As described above, according to the optical character reader according to the embodiment, a slope portion 6 a is formed on the second belt 6 which rotates in the reverse direction of the rotation direction of the first belt 5. By this, when the sheets P1 and P2 are double fed, a displacement takes place between the sheet P1 and the lower sheet P2 which contacts the slope portion 6 a of the second belt 6, and thus only the sheet P1 is fed in the direction of the arrow C.
Hereinbefore, the embodiment of the present invention is described taking an optical character reader for example, but the present invention is not limited to these embodiments. The present invention can be applied to any apparatus provided with a sheet feeding apparatus where it is required to convey sheets without double feeding. In addition, the present invention can be changed variously within the range without departing the gist of the invention.
Hereinafter, a modification of the above-described embodiments is described with reference to FIG. 6 and FIG. 7. Here, the same reference numerals are given to the same components in the above-described embodiments, and the description thereof is omitted.
As shown in FIG. 6, a modification is an example in case of being provided with a sheet loading portion 2 a to load the sheets P with a slope and a roller 61.
In this case, as the sheet take-in port is provided in the obliquely downward direction of the sheet loading portion 2 a, the sheet P is taken-in in the obliquely downward direction. The roller 61 is provided at the lower side of the sheet take-in port facing the pickup roller 3, and functions as a guide mechanism to lead the sheet P to the slope portion 6 a provided in the rising direction of the belt 6.
In the modification, when the pickup roller 3 rotates in the direction of the arrow B, the sheet P is taken in from the sheet loading portion 2 a in the oblique downward direction.
Then, the roller 61 arranged under the pickup roller 3 leads the sheet P to the slope portion 6 a as shown in FIG. 7. Thus, in case that a plurality of sheets P1, P2 are double fed, the lower side sheet P2 contacts the slope portion 6 a in the same manner as in the case of FIG. 5, and the lower side sheet P2 is fed in the adverse direction of the arrow C by the second belt 6.
For the reason, a displacement takes place between the sheet P1 and the sheet P2, and only the sheet P1 is fed in the direction of the arrow C.
Obviously, numerous modifications and variations of the present invention are possible in light of the above teachings. It is therefore to be understood that within the scope of the appended claims, the invention may be practiced otherwise than as specifically described herein.

Claims

1. A sheet feeding apparatus, comprising:

a sheet loading portion on which a plurality of sheets are loaded;

a sheet take-in portion to take in the sheet loaded on the sheet loading portion;

a first mechanism to displace between a first sheet and a second sheet in the sheets which are taken in from the sheet take-in portion and are overlapping up and down; and

a second mechanism to sandwich and convey the first sheet displaced by the first mechanism to a following process.
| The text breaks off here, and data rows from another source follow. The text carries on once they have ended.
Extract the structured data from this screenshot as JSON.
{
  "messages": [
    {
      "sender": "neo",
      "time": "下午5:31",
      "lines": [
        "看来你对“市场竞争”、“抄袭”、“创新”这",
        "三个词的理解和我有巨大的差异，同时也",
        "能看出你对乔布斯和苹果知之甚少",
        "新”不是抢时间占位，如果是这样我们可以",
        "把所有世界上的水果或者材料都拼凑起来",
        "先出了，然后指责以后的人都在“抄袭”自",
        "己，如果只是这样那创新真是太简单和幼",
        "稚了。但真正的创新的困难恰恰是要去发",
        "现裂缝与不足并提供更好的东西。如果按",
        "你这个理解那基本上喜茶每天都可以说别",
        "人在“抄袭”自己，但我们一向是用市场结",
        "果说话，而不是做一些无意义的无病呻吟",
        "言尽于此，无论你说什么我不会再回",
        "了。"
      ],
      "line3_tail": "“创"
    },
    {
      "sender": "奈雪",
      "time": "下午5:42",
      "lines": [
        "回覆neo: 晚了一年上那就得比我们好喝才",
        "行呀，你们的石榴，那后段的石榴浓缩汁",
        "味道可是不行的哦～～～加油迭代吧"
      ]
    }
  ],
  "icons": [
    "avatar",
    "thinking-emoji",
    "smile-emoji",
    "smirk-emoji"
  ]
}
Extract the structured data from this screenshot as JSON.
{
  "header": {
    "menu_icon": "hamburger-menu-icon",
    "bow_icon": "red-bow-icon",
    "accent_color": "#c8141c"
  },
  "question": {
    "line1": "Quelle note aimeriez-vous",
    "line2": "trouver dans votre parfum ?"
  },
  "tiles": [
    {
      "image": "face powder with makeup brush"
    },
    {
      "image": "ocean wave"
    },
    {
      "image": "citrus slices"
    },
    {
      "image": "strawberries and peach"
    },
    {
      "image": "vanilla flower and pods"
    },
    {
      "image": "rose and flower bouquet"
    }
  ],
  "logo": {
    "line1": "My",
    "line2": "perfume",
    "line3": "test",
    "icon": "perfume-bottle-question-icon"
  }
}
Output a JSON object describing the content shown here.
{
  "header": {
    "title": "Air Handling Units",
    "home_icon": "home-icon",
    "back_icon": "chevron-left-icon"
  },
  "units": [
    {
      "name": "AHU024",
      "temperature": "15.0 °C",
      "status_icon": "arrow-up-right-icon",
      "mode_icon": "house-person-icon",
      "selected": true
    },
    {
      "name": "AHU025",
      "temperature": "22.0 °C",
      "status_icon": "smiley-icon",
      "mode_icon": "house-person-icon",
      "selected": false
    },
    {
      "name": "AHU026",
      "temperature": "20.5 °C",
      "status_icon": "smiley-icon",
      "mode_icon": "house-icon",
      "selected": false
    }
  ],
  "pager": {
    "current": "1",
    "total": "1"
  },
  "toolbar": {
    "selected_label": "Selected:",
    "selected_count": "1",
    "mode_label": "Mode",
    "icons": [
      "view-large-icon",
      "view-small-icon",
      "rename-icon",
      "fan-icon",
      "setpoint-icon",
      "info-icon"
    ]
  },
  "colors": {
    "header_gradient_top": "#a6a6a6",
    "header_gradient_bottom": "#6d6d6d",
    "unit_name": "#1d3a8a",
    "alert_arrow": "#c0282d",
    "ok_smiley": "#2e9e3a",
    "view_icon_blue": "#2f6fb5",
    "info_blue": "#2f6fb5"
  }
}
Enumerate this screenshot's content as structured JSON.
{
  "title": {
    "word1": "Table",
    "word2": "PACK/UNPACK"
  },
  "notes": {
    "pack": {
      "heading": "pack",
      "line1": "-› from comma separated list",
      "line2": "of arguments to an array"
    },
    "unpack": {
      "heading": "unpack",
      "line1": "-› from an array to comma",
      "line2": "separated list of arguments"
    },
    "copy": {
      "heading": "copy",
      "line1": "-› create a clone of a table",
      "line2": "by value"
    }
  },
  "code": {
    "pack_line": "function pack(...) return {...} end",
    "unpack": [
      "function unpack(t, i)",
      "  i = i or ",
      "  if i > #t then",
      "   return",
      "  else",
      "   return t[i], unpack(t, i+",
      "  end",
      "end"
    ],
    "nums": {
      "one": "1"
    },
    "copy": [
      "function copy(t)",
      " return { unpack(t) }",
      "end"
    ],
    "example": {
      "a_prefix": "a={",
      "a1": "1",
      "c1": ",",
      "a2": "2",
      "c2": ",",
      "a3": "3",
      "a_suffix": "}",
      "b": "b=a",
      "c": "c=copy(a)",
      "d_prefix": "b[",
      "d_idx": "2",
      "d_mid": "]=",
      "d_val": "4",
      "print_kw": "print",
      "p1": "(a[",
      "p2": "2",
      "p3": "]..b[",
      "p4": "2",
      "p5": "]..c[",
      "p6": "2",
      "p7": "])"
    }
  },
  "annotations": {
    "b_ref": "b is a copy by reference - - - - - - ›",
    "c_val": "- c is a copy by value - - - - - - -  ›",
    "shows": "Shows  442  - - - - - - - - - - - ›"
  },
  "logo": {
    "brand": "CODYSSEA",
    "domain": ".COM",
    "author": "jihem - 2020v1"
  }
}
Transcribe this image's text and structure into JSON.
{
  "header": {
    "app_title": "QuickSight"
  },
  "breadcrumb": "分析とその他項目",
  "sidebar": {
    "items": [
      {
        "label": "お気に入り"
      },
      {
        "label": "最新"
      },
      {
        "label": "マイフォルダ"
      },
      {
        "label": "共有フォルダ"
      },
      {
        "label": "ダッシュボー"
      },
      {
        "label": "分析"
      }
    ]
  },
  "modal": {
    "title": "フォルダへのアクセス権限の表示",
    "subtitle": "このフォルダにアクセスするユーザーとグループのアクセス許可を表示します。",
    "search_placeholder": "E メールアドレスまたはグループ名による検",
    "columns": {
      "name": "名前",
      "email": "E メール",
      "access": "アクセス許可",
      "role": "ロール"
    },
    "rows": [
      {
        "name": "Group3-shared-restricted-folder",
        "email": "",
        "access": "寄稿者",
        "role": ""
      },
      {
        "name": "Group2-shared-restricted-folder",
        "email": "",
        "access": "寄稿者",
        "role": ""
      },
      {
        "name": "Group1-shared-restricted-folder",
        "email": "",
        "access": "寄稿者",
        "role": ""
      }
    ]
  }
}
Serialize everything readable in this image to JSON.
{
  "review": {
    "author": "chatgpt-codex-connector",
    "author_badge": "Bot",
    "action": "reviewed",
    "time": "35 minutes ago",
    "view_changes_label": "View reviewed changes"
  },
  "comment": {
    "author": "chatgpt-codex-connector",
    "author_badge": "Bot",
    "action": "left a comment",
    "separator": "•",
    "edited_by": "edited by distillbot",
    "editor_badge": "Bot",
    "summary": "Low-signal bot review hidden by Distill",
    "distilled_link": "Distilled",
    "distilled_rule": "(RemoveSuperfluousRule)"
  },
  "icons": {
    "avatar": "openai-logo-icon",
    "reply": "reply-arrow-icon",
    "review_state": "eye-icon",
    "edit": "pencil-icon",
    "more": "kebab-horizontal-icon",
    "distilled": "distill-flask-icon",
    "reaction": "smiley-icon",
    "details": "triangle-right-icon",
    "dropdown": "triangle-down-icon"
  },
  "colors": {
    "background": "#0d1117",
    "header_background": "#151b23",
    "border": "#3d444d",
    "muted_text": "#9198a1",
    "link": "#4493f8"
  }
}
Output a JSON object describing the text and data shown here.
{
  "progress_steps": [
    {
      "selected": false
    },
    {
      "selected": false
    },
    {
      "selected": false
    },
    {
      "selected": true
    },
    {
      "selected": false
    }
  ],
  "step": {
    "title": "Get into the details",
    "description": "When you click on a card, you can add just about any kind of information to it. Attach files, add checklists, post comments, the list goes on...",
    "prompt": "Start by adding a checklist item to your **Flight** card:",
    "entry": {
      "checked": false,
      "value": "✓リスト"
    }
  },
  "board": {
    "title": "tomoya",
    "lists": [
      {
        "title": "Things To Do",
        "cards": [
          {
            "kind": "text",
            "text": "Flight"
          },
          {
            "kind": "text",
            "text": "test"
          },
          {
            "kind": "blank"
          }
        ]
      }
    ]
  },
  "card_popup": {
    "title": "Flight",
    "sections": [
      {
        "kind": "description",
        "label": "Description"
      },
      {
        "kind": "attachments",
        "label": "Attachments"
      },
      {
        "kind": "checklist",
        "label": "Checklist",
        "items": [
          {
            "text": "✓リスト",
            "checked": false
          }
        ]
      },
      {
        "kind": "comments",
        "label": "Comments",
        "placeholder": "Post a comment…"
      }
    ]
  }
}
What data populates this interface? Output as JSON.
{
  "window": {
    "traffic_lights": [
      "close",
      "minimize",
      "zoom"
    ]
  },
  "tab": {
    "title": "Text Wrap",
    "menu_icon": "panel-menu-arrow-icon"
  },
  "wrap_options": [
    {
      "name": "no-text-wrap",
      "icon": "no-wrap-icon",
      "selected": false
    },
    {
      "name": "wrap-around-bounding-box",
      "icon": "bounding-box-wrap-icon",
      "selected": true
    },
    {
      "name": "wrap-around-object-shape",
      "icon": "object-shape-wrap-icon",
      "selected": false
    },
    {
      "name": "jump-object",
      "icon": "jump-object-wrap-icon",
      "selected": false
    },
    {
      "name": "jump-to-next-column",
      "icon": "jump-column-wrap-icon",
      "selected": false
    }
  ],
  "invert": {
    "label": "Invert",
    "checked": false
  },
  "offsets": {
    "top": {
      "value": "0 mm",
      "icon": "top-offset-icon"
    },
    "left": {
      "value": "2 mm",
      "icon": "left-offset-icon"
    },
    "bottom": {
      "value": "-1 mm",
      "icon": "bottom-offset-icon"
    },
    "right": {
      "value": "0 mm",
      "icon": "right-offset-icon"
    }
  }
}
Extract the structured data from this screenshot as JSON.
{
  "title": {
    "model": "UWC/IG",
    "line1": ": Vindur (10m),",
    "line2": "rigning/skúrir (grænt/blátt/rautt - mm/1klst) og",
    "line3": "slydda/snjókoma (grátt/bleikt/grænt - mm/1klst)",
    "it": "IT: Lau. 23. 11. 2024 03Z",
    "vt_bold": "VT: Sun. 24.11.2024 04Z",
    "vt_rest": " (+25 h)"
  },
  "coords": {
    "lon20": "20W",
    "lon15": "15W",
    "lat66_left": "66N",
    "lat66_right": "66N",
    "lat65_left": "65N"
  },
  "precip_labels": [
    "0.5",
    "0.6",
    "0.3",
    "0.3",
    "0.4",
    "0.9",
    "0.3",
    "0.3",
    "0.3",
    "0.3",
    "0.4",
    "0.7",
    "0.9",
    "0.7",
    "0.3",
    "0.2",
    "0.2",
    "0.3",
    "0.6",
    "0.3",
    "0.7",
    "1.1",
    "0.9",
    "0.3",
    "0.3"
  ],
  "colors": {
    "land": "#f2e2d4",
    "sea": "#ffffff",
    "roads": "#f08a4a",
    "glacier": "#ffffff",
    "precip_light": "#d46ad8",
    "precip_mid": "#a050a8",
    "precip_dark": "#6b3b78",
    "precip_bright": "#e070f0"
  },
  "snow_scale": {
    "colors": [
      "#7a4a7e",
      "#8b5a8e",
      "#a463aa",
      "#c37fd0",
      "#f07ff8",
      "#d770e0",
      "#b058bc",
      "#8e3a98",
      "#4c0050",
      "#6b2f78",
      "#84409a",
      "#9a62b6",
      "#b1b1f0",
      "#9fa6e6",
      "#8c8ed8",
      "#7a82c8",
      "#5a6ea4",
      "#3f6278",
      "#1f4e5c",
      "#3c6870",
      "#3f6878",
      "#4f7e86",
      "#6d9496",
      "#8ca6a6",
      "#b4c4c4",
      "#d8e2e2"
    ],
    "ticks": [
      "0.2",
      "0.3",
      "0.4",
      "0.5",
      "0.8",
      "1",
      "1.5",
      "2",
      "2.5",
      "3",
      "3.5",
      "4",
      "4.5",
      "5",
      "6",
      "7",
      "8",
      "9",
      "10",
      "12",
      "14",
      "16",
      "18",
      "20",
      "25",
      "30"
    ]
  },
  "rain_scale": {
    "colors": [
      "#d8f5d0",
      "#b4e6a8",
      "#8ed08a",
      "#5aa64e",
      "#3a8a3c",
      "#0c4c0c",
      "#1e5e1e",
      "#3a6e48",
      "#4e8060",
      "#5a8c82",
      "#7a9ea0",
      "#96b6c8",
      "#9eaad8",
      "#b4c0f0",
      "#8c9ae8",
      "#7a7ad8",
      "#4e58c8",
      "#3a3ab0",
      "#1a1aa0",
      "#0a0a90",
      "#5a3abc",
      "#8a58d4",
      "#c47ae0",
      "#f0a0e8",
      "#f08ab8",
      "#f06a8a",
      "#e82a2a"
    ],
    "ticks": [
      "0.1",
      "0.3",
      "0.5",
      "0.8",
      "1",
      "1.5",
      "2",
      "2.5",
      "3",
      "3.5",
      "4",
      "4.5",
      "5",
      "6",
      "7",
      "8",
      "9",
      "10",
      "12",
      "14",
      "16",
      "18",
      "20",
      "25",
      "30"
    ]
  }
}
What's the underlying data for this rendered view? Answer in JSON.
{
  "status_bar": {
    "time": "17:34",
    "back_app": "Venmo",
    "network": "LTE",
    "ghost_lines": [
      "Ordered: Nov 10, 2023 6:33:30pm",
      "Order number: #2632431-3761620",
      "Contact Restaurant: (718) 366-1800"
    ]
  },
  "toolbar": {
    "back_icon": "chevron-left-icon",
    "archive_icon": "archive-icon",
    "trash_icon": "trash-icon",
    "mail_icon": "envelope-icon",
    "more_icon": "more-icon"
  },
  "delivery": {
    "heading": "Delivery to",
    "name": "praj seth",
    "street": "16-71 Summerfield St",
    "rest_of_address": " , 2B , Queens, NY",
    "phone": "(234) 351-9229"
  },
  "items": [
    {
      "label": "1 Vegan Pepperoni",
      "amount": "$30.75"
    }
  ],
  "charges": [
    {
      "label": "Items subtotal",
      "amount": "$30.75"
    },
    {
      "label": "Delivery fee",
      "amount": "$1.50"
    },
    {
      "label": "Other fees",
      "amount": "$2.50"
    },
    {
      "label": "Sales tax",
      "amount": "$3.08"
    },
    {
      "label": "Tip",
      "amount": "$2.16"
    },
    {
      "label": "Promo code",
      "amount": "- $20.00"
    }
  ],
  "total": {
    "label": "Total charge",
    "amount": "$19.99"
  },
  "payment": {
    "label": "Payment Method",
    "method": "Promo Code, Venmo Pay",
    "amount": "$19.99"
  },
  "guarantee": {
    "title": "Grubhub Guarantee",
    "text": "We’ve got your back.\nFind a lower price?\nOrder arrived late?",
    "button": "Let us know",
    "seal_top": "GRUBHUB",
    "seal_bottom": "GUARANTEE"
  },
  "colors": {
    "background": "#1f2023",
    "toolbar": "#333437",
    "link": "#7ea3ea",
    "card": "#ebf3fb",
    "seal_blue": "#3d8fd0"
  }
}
2. A sheet feeding apparatus, comprising:

a sheet loading portion on which a plurality of sheets are loaded;

a sheet take-in portion with a roller provided above the sheet loading portion to take in the sheet into the apparatus by a friction force of the roller contacting a surface of the sheet loaded on the sheet loading portion by rotating the roller in a first direction;

a belt with a slope portion to contact a lower side second sheet in case that a first sheet and the second sheet are taken in from the sheet take-in portion and are overlapping up and down, to displace the first sheet from the second sheet by rotating in a second direction which is an adverse direction of the first direction to take in the sheet; and

a conveying mechanism to convey the displaced first sheet.

3. The sheet feeding apparatus as recited in claim 2, wherein:

the sheet loading portion loads a plurality of the sheets with a slope.